Release Details

LABEL Koch
RELEASED ON 8/28/2007
GENRES Progressive,Hardcore




Horse The Band

A Natural Death

7.7
posted on 9/2007   By: Doug Moore

I’ve always dug bands like Horse The Band. Heaven knows that metal and hardcore are desperately in need of innovation, and these guys delivered the goods with their first two full-lengths, R. Borlax and The Mechanical Hand. With their blend of metalcore guitar work, scattershot mathy rhythms, lo-fi synths and lyrical irreverence, HtB have managed to both establish an eminently distinctive sound and spawn their own personal genre tag (though truth be told, I’ll count it a blessing if I never hear the term “Nintendocore” again). Though their instrumental skill has matured noticeably since their early days, I’ve always felt that HtB’s selling point laid with their weirdness and abject refusal to sink into the usual scowling heavy metal worldview. The band themselves, I’m sure, would concur, which is why A Natural Death puzzles me. For a band who bill themselves as wacky musical pranksters, this is a surprisingly serious concept album. Says keyboardist Erik Engstrom, “A Natural Death is about the futility and arrogance of creation and destruction, the overwhelming scale of space and time, and the brutal majesty of nature, the horror of birth and the beauty of death.” He then goes on in the same breath to suggest that people should take themselves less seriously. Hypocrisy aside, this is HtB’s most mature and musically ambitious album to date—which means that they sacrifice some of their famed cheek along the way.

Don’t get me wrong, there’s still some goofiness to be had here. “Sex Raptor” is HtB’s inevitable crossover dance track, complete with a booty-shaking ummtsss ummtsss beat from versatile new drummer Chris Prophet, and “Kangarooster Meadows” is vocalist Nathan Winneke’s latest singsong tribute to his favorite hybrid animal. Video game noises still abound and are most prevalent through the 8-minute “I Think We Are Both Suffering From the Same Metaphysical Crisis,” which bears some beeps and chirps that I’m pretty sure are straight from NES-era Mario. Further, the character-breaking interludes of their last few releases make a comeback with the synths’n’sobbing combo of “The Beach” and the desolate clean guitar of “Rotting Horse.”

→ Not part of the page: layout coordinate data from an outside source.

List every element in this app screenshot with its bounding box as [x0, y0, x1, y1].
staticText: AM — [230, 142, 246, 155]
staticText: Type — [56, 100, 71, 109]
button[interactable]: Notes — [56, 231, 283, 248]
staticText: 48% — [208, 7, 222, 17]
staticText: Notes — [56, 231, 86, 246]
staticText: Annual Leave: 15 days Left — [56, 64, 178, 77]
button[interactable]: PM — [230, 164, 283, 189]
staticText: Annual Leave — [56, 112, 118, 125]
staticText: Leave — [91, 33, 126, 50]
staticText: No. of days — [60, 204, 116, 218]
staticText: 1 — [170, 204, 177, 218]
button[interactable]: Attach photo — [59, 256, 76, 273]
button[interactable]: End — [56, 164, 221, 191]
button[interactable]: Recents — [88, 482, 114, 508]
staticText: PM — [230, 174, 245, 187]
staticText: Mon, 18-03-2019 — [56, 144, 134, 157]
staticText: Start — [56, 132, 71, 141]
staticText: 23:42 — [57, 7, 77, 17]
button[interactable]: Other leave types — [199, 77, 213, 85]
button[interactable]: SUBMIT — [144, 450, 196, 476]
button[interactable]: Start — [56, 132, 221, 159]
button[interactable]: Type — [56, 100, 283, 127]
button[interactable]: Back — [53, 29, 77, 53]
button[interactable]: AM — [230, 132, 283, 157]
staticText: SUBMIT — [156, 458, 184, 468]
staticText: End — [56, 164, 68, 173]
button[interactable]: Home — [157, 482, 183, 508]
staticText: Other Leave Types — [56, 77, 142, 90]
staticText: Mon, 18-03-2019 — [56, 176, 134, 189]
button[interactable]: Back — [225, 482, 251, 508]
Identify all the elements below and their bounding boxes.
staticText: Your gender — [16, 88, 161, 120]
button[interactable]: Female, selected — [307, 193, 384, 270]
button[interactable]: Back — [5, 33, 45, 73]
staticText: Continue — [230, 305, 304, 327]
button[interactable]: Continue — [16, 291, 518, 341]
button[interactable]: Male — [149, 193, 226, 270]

Unlike their counterparts on The Mechanical Hand, these tracks seem less like the band’s soundmaking ingredient and more like tangential accretions to their core sound. A Natural Death, more so than any other HtB album to date, relies first and foremost on songs and riffs rather than digressions and silliness to pull its weight. The songwriting itself hasn’t changed much; Dave Isen still cranks out needling, technical Shai Hulud-style riffing and chunky but not overblown breakdowns, the rhythm section still turns convulsively on a dime at every opportunity, and Winneke still rants and gibbers like a crackhead with rhythmic sensibility. As before, the formula occasionally fails (tracks like “The Startling Secret of Super Sapphire” and “His Purple Majesty” blow by without making much of an impression) but usually works out quite well. “Face of Bear” is one of the band’s strongest songs to date with its spastic yet catchy opening salvo, tense midsection, and dramatic chanted conclusion. “New York City” impresses with a jokey deathcore chugga part that explodes into frenetically thrashing melody, while “The Red Tornado” transfers seamlessly from gang-shouty hardcore to a sweeping and almost wistful blastbeaten segment. A Natural Death may stagger from section to section haphazardly and badly jar more conventional listeners, but the songs are largely well-crafted and catchy nonetheless.

Ultimately, though, this is just another Horse The Band album; it takes a few steps further down the road taken on The Mechanical Hand, but not enough to alienate old fans…or gain many new ones. This album can be safely recommended to anyone who enjoyed HtB’s past works, and it serves as a decent starting place for new listeners, though I personally prefer R. Borlax to either of the band’s newer full lengths. Either way, salutations to this band for keeping up the oddball sounds…and hopefully the next one will dispense with the pretension and return to utter absurdity.